If we take it as gospel that "if you're cold you can't trust your mind at all because you may be hypothermic and not thinking clearly"...
Who said anyone came down from Mt Sinai with the commandment "Thou shalt not sleep if you're cold..."?
Of course, if you can still think clearly, then you're not that far gone, no matter how cold you feel. Same thing if you're still shivering. But once you stop shivering or once you start noticing that you can't think clearly and have trouble concentrating, you've obviously entered a more serious stage.
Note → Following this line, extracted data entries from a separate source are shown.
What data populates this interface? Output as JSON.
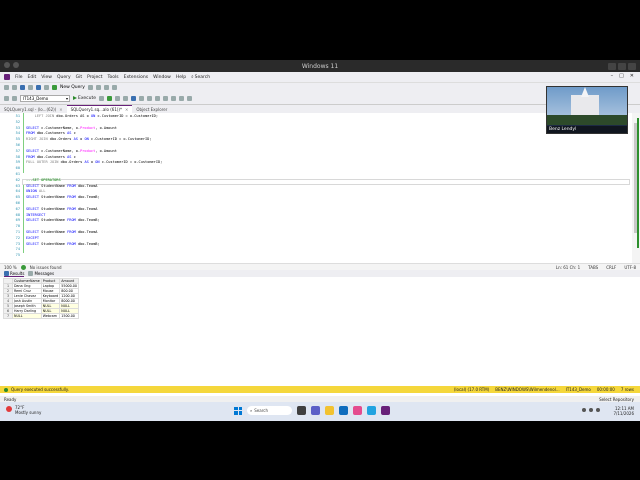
{
  "vm_title": "Windows 11",
  "menu": [
    "File",
    "Edit",
    "View",
    "Query",
    "Git",
    "Project",
    "Tools",
    "Extensions",
    "Window",
    "Help"
  ],
  "search_label": "Search",
  "toolbar": {
    "new_query": "New Query"
  },
  "toolbar2": {
    "database": "IT143_Demo",
    "execute": "Execute"
  },
  "tabs": [
    {
      "label": "SQLQuery1.sql - (lo...(62))",
      "active": false
    },
    {
      "label": "SQLQuery1.sq...alo (61))*",
      "active": true
    },
    {
      "label": "Object Explorer",
      "active": false
    }
  ],
  "editor": {
    "lines": [
      {
        "no": "51",
        "html": "    <span class='gr'>LEFT JOIN</span> dbo.Orders AS o <span class='kw'>ON</span> c.CustomerID = o.CustomerID;"
      },
      {
        "no": "52",
        "html": ""
      },
      {
        "no": "53",
        "html": "<span class='kw'>SELECT</span> c.CustomerName, o.<span class='mg'>Product</span>, o.Amount"
      },
      {
        "no": "54",
        "html": "<span class='kw'>FROM</span> dbo.Customers <span class='kw'>AS</span> c"
      },
      {
        "no": "55",
        "html": "<span class='gr'>RIGHT JOIN</span> dbo.Orders <span class='kw'>AS</span> o <span class='kw'>ON</span> c.CustomerID = o.CustomerID;"
      },
      {
        "no": "56",
        "html": ""
      },
      {
        "no": "57",
        "html": "<span class='kw'>SELECT</span> c.CustomerName, o.<span class='mg'>Product</span>, o.Amount"
      },
      {
        "no": "58",
        "html": "<span class='kw'>FROM</span> dbo.Customers <span class='kw'>AS</span> c"
      },
      {
        "no": "59",
        "html": "<span class='gr'>FULL OUTER JOIN</span> dbo.Orders <span class='kw'>AS</span> o <span class='kw'>ON</span> c.CustomerID = o.CustomerID;"
      },
      {
        "no": "60",
        "html": ""
      },
      {
        "no": "61",
        "html": ""
      },
      {
        "no": "62",
        "html": "<span class='cm'>---SET OPERATORS</span>"
      },
      {
        "no": "63",
        "html": "<span class='kw'>SELECT</span> StudentName <span class='kw'>FROM</span> dbo.TeamA"
      },
      {
        "no": "64",
        "html": "<span class='kw'>UNION</span> <span class='gr'>ALL</span>"
      },
      {
        "no": "65",
        "html": "<span class='kw'>SELECT</span> StudentName <span class='kw'>FROM</span> dbo.TeamB;"
      },
      {
        "no": "66",
        "html": ""
      },
      {
        "no": "67",
        "html": "<span class='kw'>SELECT</span> StudentName <span class='kw'>FROM</span> dbo.TeamA"
      },
      {
        "no": "68",
        "html": "<span class='kw'>INTERSECT</span>"
      },
      {
        "no": "69",
        "html": "<span class='kw'>SELECT</span> StudentName <span class='kw'>FROM</span> dbo.TeamB;"
      },
      {
        "no": "70",
        "html": ""
      },
      {
        "no": "71",
        "html": "<span class='kw'>SELECT</span> StudentName <span class='kw'>FROM</span> dbo.TeamA"
      },
      {
        "no": "72",
        "html": "<span class='kw'>EXCEPT</span>"
      },
      {
        "no": "73",
        "html": "<span class='kw'>SELECT</span> StudentName <span class='kw'>FROM</span> dbo.TeamB;"
      },
      {
        "no": "74",
        "html": ""
      },
      {
        "no": "75",
        "html": ""
      }
    ]
  },
  "status": {
    "zoom": "100 %",
    "issues": "No issues found",
    "position": "Ln: 61  Ch: 1",
    "tabs": "TABS",
    "eol": "CRLF",
    "encoding": "UTF-8"
  },
  "results_tabs": {
    "results": "Results",
    "messages": "Messages"
  },
  "results": {
    "columns": [
      "CustomerName",
      "Product",
      "Amount"
    ],
    "rows": [
      [
        "Dana Ong",
        "Laptop",
        "55000.00"
      ],
      [
        "Remi Cruz",
        "Mouse",
        "800.00"
      ],
      [
        "Lenie Chavez",
        "Keyboard",
        "1200.00"
      ],
      [
        "Josh Austin",
        "Monitor",
        "8000.00"
      ],
      [
        "Joseph Smith",
        "NULL",
        "NULL"
      ],
      [
        "Harry Darling",
        "NULL",
        "NULL"
      ],
      [
        "NULL",
        "Webcam",
        "1500.00"
      ]
    ]
  },
  "query_status": {
    "message": "Query executed successfully.",
    "server": "(local) (17.0 RTM)",
    "login": "BENZ\\WINDOWS\\Wilmendenol...",
    "db": "IT143_Demo",
    "time": "00:00:00",
    "rows": "7 rows"
  },
  "ready": "Ready",
  "ready_right": "Select Repository",
  "weather": {
    "temp": "72°F",
    "desc": "Mostly sunny"
  },
  "taskbar_search": "Search",
  "clock": {
    "time": "12:11 AM",
    "date": "7/11/2026"
  },
  "webcam_name": "Benz Lendyl"
}
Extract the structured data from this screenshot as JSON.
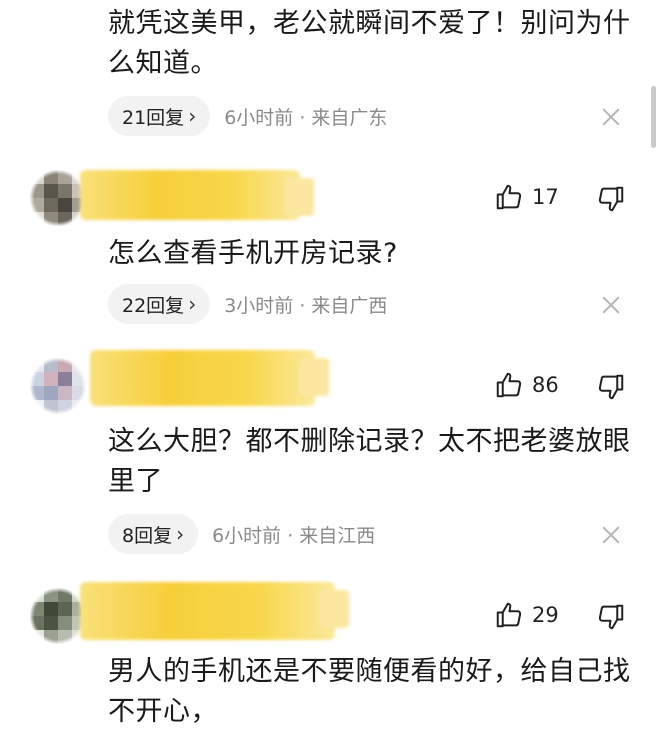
{
  "comments": [
    {
      "text": "就凭这美甲，老公就瞬间不爱了！别问为什么知道。",
      "reply_label": "21回复",
      "meta": "6小时前 · 来自广东"
    },
    {
      "likes": "17",
      "text": "怎么查看手机开房记录?",
      "reply_label": "22回复",
      "meta": "3小时前 · 来自广西"
    },
    {
      "likes": "86",
      "text": "这么大胆？都不删除记录？太不把老婆放眼里了",
      "reply_label": "8回复",
      "meta": "6小时前 · 来自江西"
    },
    {
      "likes": "29",
      "text": "男人的手机还是不要随便看的好，给自己找不开心，"
    }
  ],
  "icons": {
    "like": "thumbs-up-icon",
    "dislike": "thumbs-down-icon",
    "close": "close-icon",
    "reply_chevron": "chevron-right-icon"
  },
  "colors": {
    "censor_yellow": "#f6cf3a",
    "meta_gray": "#8a8a8a",
    "pill_bg": "#f2f2f2"
  }
}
I saw this TV show once where alpine mountain climbers swallowed temperature sensors. The data showed that the climbers core temperature stayed up as long as they kept moving, slow as that pace might be at extreme altitude. If they stopped, some climbers were able to maintain a tolerable core temp, but in others, their core temps immediately started heading down to dangerous levels until they started moving again.
So, when you're that close to the borderline, the ability to differentiate whether you can stop and rest or whether you are in danger of severe hypothermia is critical. But if you're already near that point of hypothermia, that's kind of like asking a person who's been drinking heavily to assess whether they are safe to drive. (A clear headed buddy is helpful in both the hypothermia and DUI scenarios!)
Actually, this physiologic difference observed in the TV show probably partly explains why some people in dire straits can fall asleep and survive, while others succumb to the elements if they drift off to sleep. People come to differeing conclusions based on such survival stories, but miss the possibility that the people were quite different in some crticial way.
Look, you're also going to be fighting other reasons for wanting to sleep--physical and mental fatigue, dehydration, malnutrition, lack of sleep, shock, injuries and/or blood loss, maybe side effects of your normal prescriptions or OTC meds, maybe side effects of a Vicodine you took for an injury--so it's not an easy thing to sort out whether you're sleepy from late stage hypothermia or other reasons and whether it's OK to sleep.